Release No. Release Date      Comments
1.0 22 August 2007 First release
1.1 20 August 2008 Added column obs_class in Table 2.1;
Added problem issue about source matching on same observation;
Added text to false detection rate (sect. 5.3.3)

Appendices

A.1 Catalogue data-products description

The catalogue was produced using the standard SSC pipeline that re-processed all available observations since the begin of the mission (http://xmmssc-www.star.le.ac.uk and follow the link 'Pipeline Processing'). Thus all the products associated with the catalogue follow the standard specification, as described in the Data Files Handbook and the SSC products Specification available here. Products for the OM or RGS associated with the catalogue are available through the ESA data base XSA.

In addition to the standard pipeline products, a fits flagging mask (Sec. 3.2.6) and three graphical product types were made during the catalogue pipeline processing: the thumbnail and source location images (Sec. 3.3.1), and the source summary html pages (Sec. 3.3.2).

The flagging masks are fits images where the value 0 stands for the region where spurious detections occur (detecions within this region have receceived flag 11), and the value 1 stands for regions without any identified problems.
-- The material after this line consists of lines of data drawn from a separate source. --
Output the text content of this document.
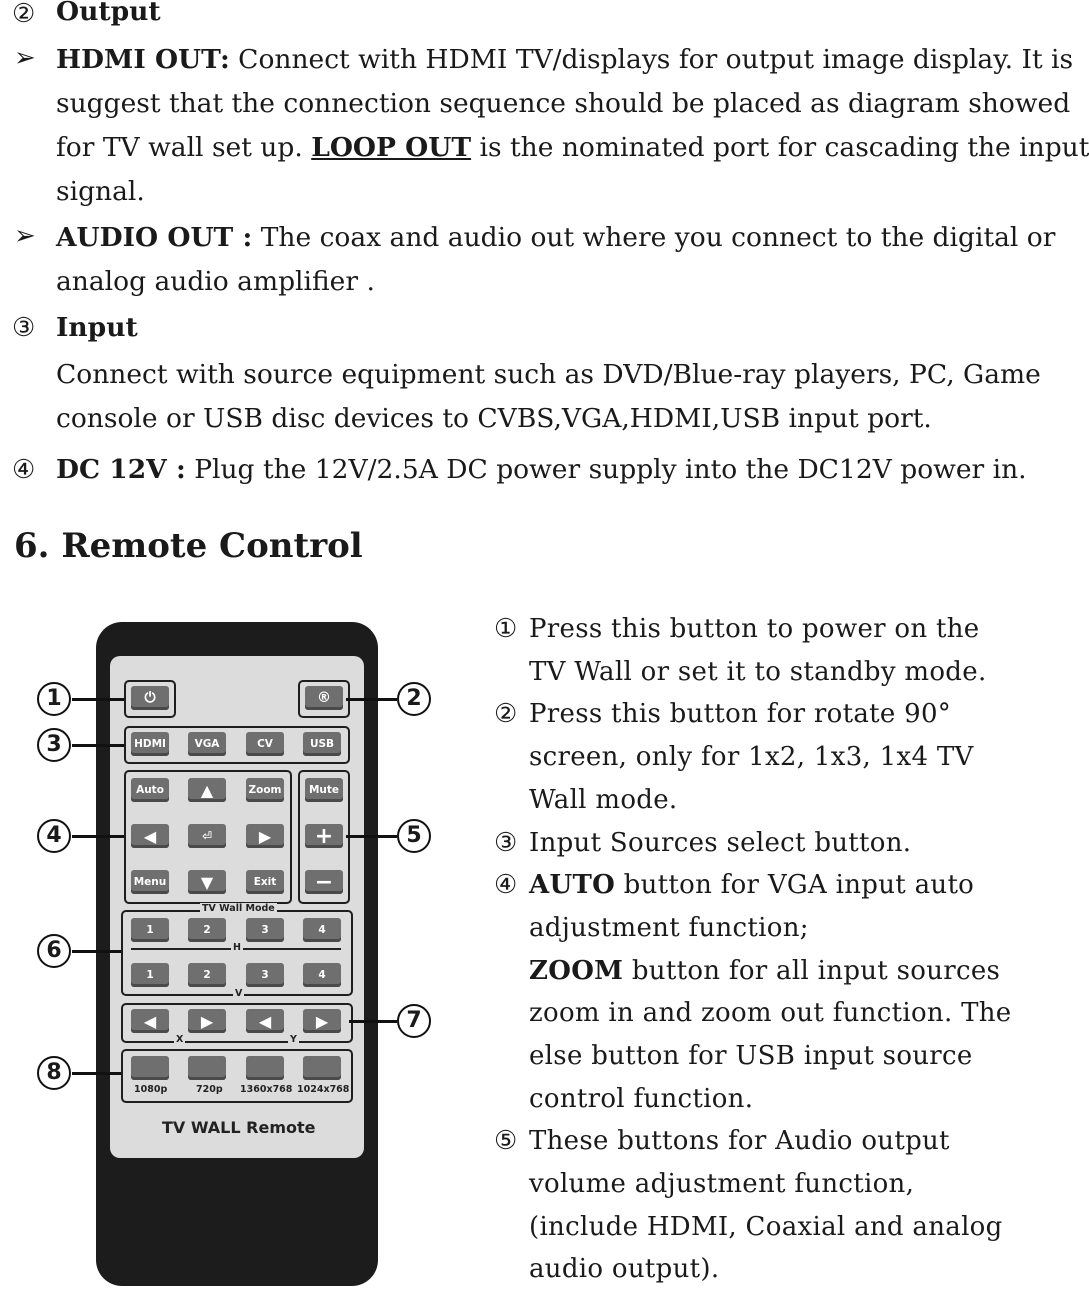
② Output
➢ HDMI OUT: Connect with HDMI TV/displays for output image display. It is
suggest that the connection sequence should be placed as diagram showed
for TV wall set up. LOOP OUT is the nominated port for cascading the input
signal.
➢ AUDIO OUT : The coax and audio out where you connect to the digital or
analog audio amplifier .
③ Input
Connect with source equipment such as DVD/Blue-ray players, PC, Game
console or USB disc devices to CVBS,VGA,HDMI,USB input port.
④ DC 12V : Plug the 12V/2.5A DC power supply into the DC12V power in.
6. Remote Control
⏻	®
HDMI	VGA	CV	USB
Auto	▲	Zoom
◀	⏎	▶
Menu ▼	Exit
Mute
+
−
TV Wall Mode
1	2	3	4
H
1	2	3	4
V
◀	▶	◀	▶
X	Y
1080p	720p 1360x768 1024x768
TV WALL Remote
1	2
3
4	5
6
7
8
① Press this button to power on the
TV Wall or set it to standby mode.
② Press this button for rotate 90°
screen, only for 1x2, 1x3, 1x4 TV
Wall mode.
③ Input Sources select button.
④ AUTO button for VGA input auto
adjustment function;
ZOOM button for all input sources
zoom in and zoom out function. The
else button for USB input source
control function.
⑤ These buttons for Audio output
volume adjustment function,
(include HDMI, Coaxial and analog
audio output).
The masks named C<obsid>EPX000FLGMSK0000.FIT.
The thumbnail images are graphical products and were made from the fits (merged) images. They are named C<obsid><exp>SRCIMG<band><srcnum>.PNG.
The location image is a graphical product made from the fits EPIC (merged) images; it is named C<obsid>EPX000SRCIMW8<srcnum>.GIF.
The source summary page is an html page which includes several graphic products, some extracts from the catalogue, and links to external catalogues (e.g. the SIMBAD database); it is named C<obsid>EPX000SRCSUM0<srcnum>.HTM. Additional parameters used on these pages but not given in the catalogue are explained here.
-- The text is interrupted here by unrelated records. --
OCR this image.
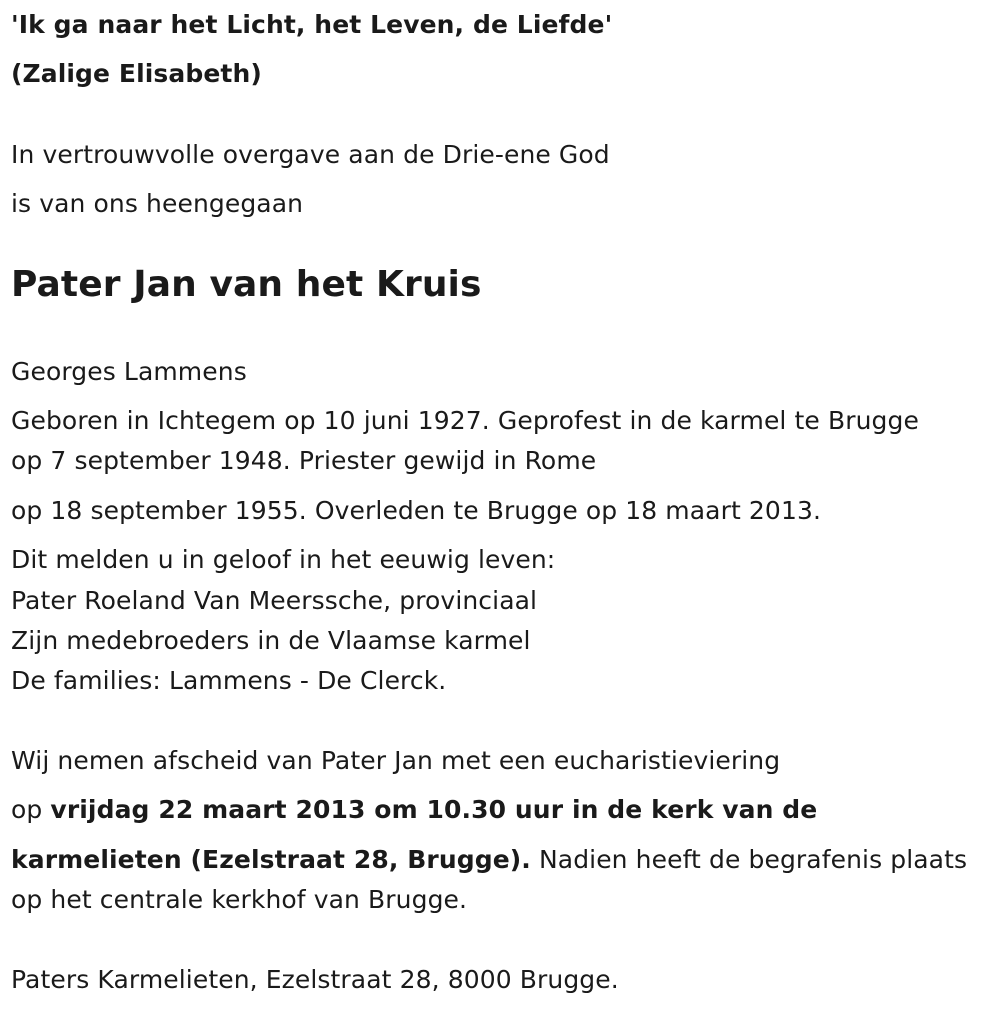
'Ik ga naar het Licht, het Leven, de Liefde'
(Zalige Elisabeth)
In vertrouwvolle overgave aan de Drie-ene God
is van ons heengegaan
Pater Jan van het Kruis
Georges Lammens
Geboren in Ichtegem op 10 juni 1927. Geprofest in de karmel te Brugge
op 7 september 1948. Priester gewijd in Rome
op 18 september 1955. Overleden te Brugge op 18 maart 2013.
Dit melden u in geloof in het eeuwig leven:
Pater Roeland Van Meerssche, provinciaal
Zijn medebroeders in de Vlaamse karmel
De families: Lammens - De Clerck.
Wij nemen afscheid van Pater Jan met een eucharistieviering
op vrijdag 22 maart 2013 om 10.30 uur in de kerk van de
karmelieten (Ezelstraat 28, Brugge). Nadien heeft de begrafenis plaats
op het centrale kerkhof van Brugge.
Paters Karmelieten, Ezelstraat 28, 8000 Brugge.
These files were not made using the PCMS, and for this reason they have filenames starting with C instead of P (the other parts of the filename follow the pipeline product standard).
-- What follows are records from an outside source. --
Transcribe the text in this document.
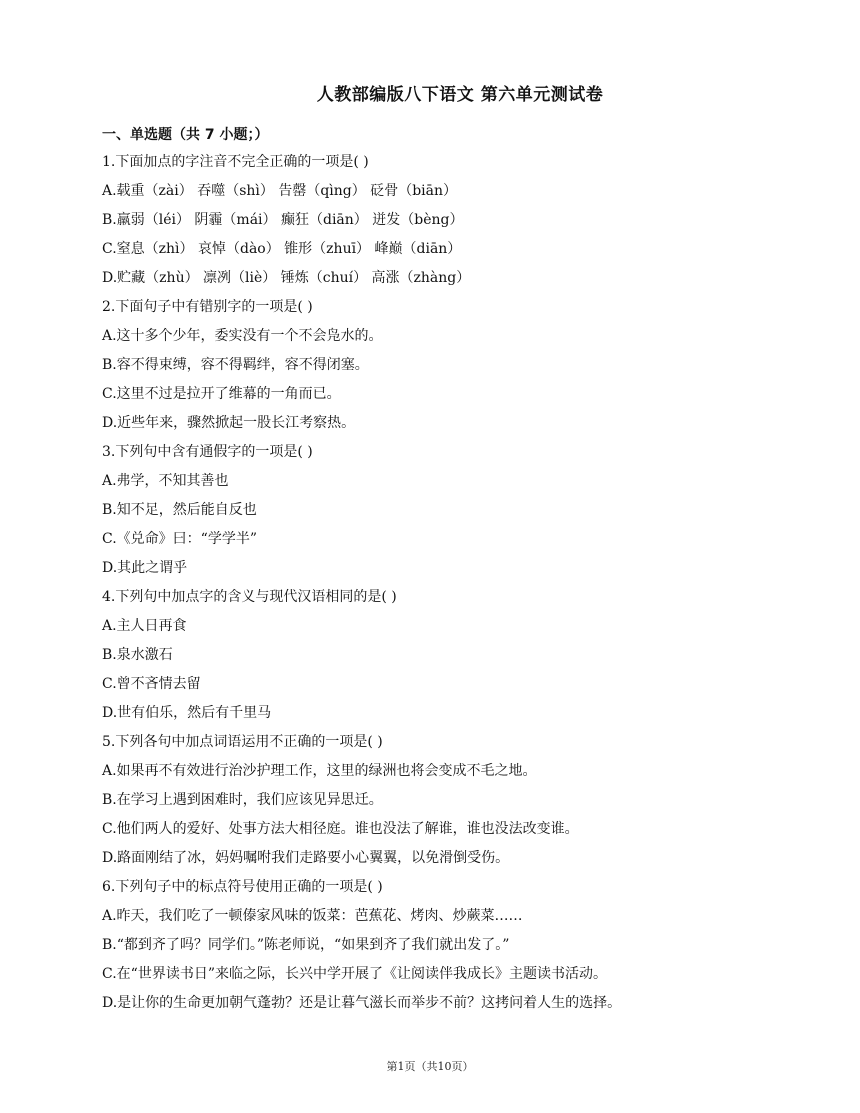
人教部编版八下语文 第六单元测试卷
一、单选题（共 7 小题；）
1.下面加点的字注音不完全正确的一项是( )
A.载重（zài） 吞噬（shì） 告罄（qìng） 砭骨（biān）
B.羸弱（léi） 阴霾（mái） 癫狂（diān） 迸发（bèng）
C.窒息（zhì） 哀悼（dào） 锥形（zhuī） 峰巅（diān）
D.贮藏（zhù） 凛冽（liè） 锤炼（chuí） 高涨（zhàng）
2.下面句子中有错别字的一项是( )
A.这十多个少年，委实没有一个不会凫水的。
B.容不得束缚，容不得羁绊，容不得闭塞。
C.这里不过是拉开了维幕的一角而已。
D.近些年来，骤然掀起一股长江考察热。
3.下列句中含有通假字的一项是( )
A.弗学，不知其善也
B.知不足，然后能自反也
C.《兑命》曰：“学学半”
D.其此之谓乎
4.下列句中加点字的含义与现代汉语相同的是( )
A.主人日再食
B.泉水激石
C.曾不吝情去留
D.世有伯乐，然后有千里马
5.下列各句中加点词语运用不正确的一项是( )
A.如果再不有效进行治沙护理工作，这里的绿洲也将会变成不毛之地。
B.在学习上遇到困难时，我们应该见异思迁。
C.他们两人的爱好、处事方法大相径庭。谁也没法了解谁，谁也没法改变谁。
D.路面刚结了冰，妈妈嘱咐我们走路要小心翼翼，以免滑倒受伤。
6.下列句子中的标点符号使用正确的一项是( )
A.昨天，我们吃了一顿傣家风味的饭菜：芭蕉花、烤肉、炒蕨菜……
B.“都到齐了吗？同学们。”陈老师说，“如果到齐了我们就出发了。”
C.在“世界读书日”来临之际，长兴中学开展了《让阅读伴我成长》主题读书活动。
D.是让你的生命更加朝气蓬勃？还是让暮气滋长而举步不前？这拷问着人生的选择。
第1页（共10页）
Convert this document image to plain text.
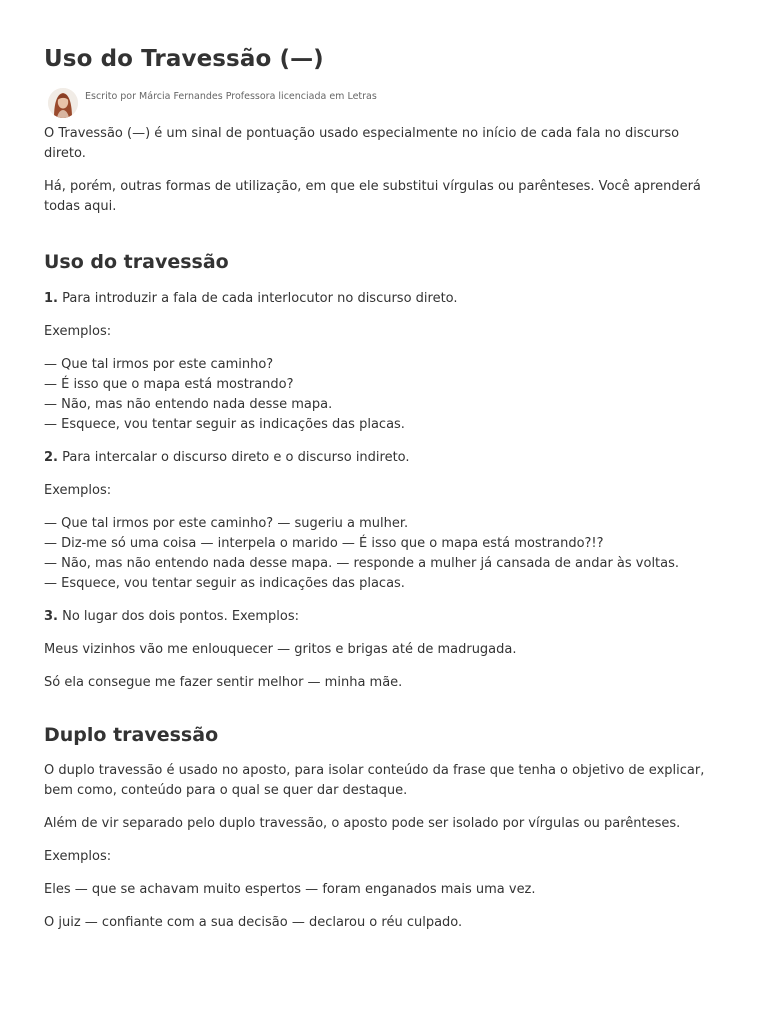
Uso do Travessão (—)
Escrito por Márcia Fernandes Professora licenciada em Letras

O Travessão (—) é um sinal de pontuação usado especialmente no início de cada fala no discurso direto.

Há, porém, outras formas de utilização, em que ele substitui vírgulas ou parênteses. Você aprenderá todas aqui.

Uso do travessão

1. Para introduzir a fala de cada interlocutor no discurso direto.

Exemplos:

— Que tal irmos por este caminho?

— É isso que o mapa está mostrando?

— Não, mas não entendo nada desse mapa.

— Esquece, vou tentar seguir as indicações das placas.

2. Para intercalar o discurso direto e o discurso indireto.

Exemplos:

— Que tal irmos por este caminho? — sugeriu a mulher.

— Diz-me só uma coisa — interpela o marido — É isso que o mapa está mostrando?!?

— Não, mas não entendo nada desse mapa. — responde a mulher já cansada de andar às voltas.

— Esquece, vou tentar seguir as indicações das placas.

3. No lugar dos dois pontos. Exemplos:

Meus vizinhos vão me enlouquecer — gritos e brigas até de madrugada.

Só ela consegue me fazer sentir melhor — minha mãe.

Duplo travessão

O duplo travessão é usado no aposto, para isolar conteúdo da frase que tenha o objetivo de explicar, bem como, conteúdo para o qual se quer dar destaque.

Além de vir separado pelo duplo travessão, o aposto pode ser isolado por vírgulas ou parênteses.

Exemplos:

Eles — que se achavam muito espertos — foram enganados mais uma vez.

O juiz — confiante com a sua decisão — declarou o réu culpado.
A.2 List of observations used to construct the catalogue

List of observations ('fields').

A.3 Catalogue pipeline processing details

The processing was conducted during October/November 2006 using the calibration files (CCFs) that were available on 2006 July 02 plus three additional CCFs (EMOS2_ADUCONV_0042.CCF, EMOS2_CTI_0030.CCF, RGS1_CTI_0009.CCF). The pipeline configuration can be found Table A.1 where the SAS task version used for making the catalogue (SAS 6.9) is listed together with the most similar publicly available task version (SAS 7.0) at the time of processing, SAS 7.0.

A.4 Target classification

The 2XMM catalogue is a catalogue of serendipitous sources. The observations from which it has been compiled, however, are pointed observations with one or more targets. To avoid a selection bias an attempt has been made to identify the target or targets and to classify the field with regard to the kind of target (that is, whether one or more detections can be taken to be the target). The result is presented in Table A.2. It is worth noting that any attempt to identify and classify a target is subjective and only the investigators of that observation themselves know all the details. The table therefore lists next to the identified source number and field classification the coordinates from the proposal and from the XSA as well as Simbad coordinates where the target name could be resolved. A more detailed description of the work is given in SSC-LUX-TN-0065.pdf. The columns in the table and the options are explained at the end of the table.